I saw a pretty perplexing question having to do with probability the other day

> How do you randomly generate a number from 1:7  with a six-sided die?

It’s a pretty devious question. Each face number 1:6 has exactly 1/6 probability to show up. How do you convert this to a 1/7 probability? I thought about this for a while. I wrestled with common factors, common multiples and really long combinatorial examples drawn by hand. I even googled it.
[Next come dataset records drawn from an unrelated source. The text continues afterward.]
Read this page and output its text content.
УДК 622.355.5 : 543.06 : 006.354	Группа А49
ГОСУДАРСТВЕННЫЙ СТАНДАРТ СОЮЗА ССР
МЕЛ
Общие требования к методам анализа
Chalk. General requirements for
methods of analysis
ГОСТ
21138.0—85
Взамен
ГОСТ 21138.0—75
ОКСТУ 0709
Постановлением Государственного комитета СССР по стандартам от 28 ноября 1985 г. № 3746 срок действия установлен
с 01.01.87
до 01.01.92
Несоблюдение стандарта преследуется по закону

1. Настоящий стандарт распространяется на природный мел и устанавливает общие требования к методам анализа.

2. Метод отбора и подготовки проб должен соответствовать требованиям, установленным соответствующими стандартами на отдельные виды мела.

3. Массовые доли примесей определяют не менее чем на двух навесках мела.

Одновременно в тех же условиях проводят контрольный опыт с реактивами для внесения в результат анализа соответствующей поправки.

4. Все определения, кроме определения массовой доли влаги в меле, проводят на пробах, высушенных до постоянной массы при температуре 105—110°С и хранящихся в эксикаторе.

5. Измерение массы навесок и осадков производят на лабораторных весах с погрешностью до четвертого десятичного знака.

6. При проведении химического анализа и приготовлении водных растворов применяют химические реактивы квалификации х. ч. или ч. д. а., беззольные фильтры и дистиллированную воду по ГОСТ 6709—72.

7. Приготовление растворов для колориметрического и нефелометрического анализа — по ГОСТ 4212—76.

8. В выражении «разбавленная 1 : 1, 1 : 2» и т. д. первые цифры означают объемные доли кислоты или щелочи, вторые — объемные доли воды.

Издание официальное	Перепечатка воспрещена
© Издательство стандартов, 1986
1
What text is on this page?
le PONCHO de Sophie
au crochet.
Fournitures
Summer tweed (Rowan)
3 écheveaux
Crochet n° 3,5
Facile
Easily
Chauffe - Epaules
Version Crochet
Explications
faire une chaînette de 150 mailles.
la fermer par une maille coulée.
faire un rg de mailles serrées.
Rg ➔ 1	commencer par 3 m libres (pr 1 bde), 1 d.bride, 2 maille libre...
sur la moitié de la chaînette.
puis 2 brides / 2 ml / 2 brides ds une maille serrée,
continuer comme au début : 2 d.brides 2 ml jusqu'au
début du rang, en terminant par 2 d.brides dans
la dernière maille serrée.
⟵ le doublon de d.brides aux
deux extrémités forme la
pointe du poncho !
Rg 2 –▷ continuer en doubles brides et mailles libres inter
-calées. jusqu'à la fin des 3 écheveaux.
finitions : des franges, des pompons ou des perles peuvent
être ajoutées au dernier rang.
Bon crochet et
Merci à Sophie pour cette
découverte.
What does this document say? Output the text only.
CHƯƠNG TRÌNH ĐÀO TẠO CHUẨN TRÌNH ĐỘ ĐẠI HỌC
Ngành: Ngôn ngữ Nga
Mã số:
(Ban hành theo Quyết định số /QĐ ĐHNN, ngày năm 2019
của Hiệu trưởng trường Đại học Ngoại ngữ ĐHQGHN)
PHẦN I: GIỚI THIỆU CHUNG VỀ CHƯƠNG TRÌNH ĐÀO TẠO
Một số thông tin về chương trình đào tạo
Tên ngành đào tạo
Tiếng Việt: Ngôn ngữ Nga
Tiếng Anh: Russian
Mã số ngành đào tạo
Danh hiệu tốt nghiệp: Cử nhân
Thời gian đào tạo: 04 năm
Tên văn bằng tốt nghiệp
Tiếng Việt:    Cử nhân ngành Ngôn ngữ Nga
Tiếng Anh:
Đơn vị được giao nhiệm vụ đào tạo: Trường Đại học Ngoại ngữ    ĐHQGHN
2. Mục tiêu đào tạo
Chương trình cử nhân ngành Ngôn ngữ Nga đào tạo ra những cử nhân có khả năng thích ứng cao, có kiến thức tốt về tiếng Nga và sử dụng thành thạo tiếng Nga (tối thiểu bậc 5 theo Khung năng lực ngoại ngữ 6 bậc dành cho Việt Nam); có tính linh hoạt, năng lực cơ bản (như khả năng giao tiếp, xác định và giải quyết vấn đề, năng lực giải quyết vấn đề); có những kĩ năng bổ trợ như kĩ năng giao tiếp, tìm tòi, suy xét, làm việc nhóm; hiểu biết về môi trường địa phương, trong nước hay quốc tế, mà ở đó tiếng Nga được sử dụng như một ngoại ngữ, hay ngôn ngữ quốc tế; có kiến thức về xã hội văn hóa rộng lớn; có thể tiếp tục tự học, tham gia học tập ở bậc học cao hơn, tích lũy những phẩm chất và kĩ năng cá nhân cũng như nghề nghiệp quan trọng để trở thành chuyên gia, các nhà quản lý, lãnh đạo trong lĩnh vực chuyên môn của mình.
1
The answer I found proved to be lengthy:

There are a bunch of options.  Here's an easy one:  roll the die
twice, keeping track of the first and second roll.  There are 36 outcomes:

  (1,1), (1,2), (1,3), ..., (6,6)

(The first number is what you got on the first roll; the second is
what you got on the second.)

If you get a (6,6), just re-roll the die twice again until you get a
non-(6,6).

Now there are 35 equally-likely outcomes, so divide them into 7 groups
of 5 corresponding to the 7 choices among which you want to choose.

Here's an easy calculation that will do it.  Suppose you roll a (x, y)
with x = number on first roll and y = number on second roll.  First 
calculate the following number:

  N = 6(x-1) + y.

I hate complicated solutions. Here’s another method (in python, of course):

import random 
# import this to use the random feature

dicerolls = [ [] for i in range(7) ]
for i in range(len(dicerolls)):
 dicerolls[i] = [ int(random.random()*6) for number in range(500)]
# print out winners and identify my random number from 1:7
winner = [sum(i) for i in dicerolls ]
print winner
print max(winner), "- random number:", winner.index(max(winner))+1

How it works: Roll N*7 times. Each result gets put into one of 7 lists, like so (when N = 13):

1: [1,3,3,1,4,1,4,3,4,5,5,6,6]
2: [5,3,4,4,2,3,4,2,3,3,2,4,3]
3: [5,2,4,6,2,3,4,2,3,2,4,5,4]

7: [2,4,2,3,4,5,1,6,2,4,6,2,4]

Because each individual roll is independent and random, it doesn’t matter how many times you roll, as long as each list is given the same amount of rolls. What’s important is that there are a sufficient number of rolls to prevent ties (in my code, I go with 2^7). After N rolls, you can sum the contents of the list, and the largest position is the outcome of your randomly generated number:

Run with N=500, here are the sums of each list:

[1236, 1207, 1246, 1233, 1273, 1248, 1298]
1298 - random number: 7

In this case, since the 7th list has the highest sum, your randomly generated number between 1:7 is 7. Easy!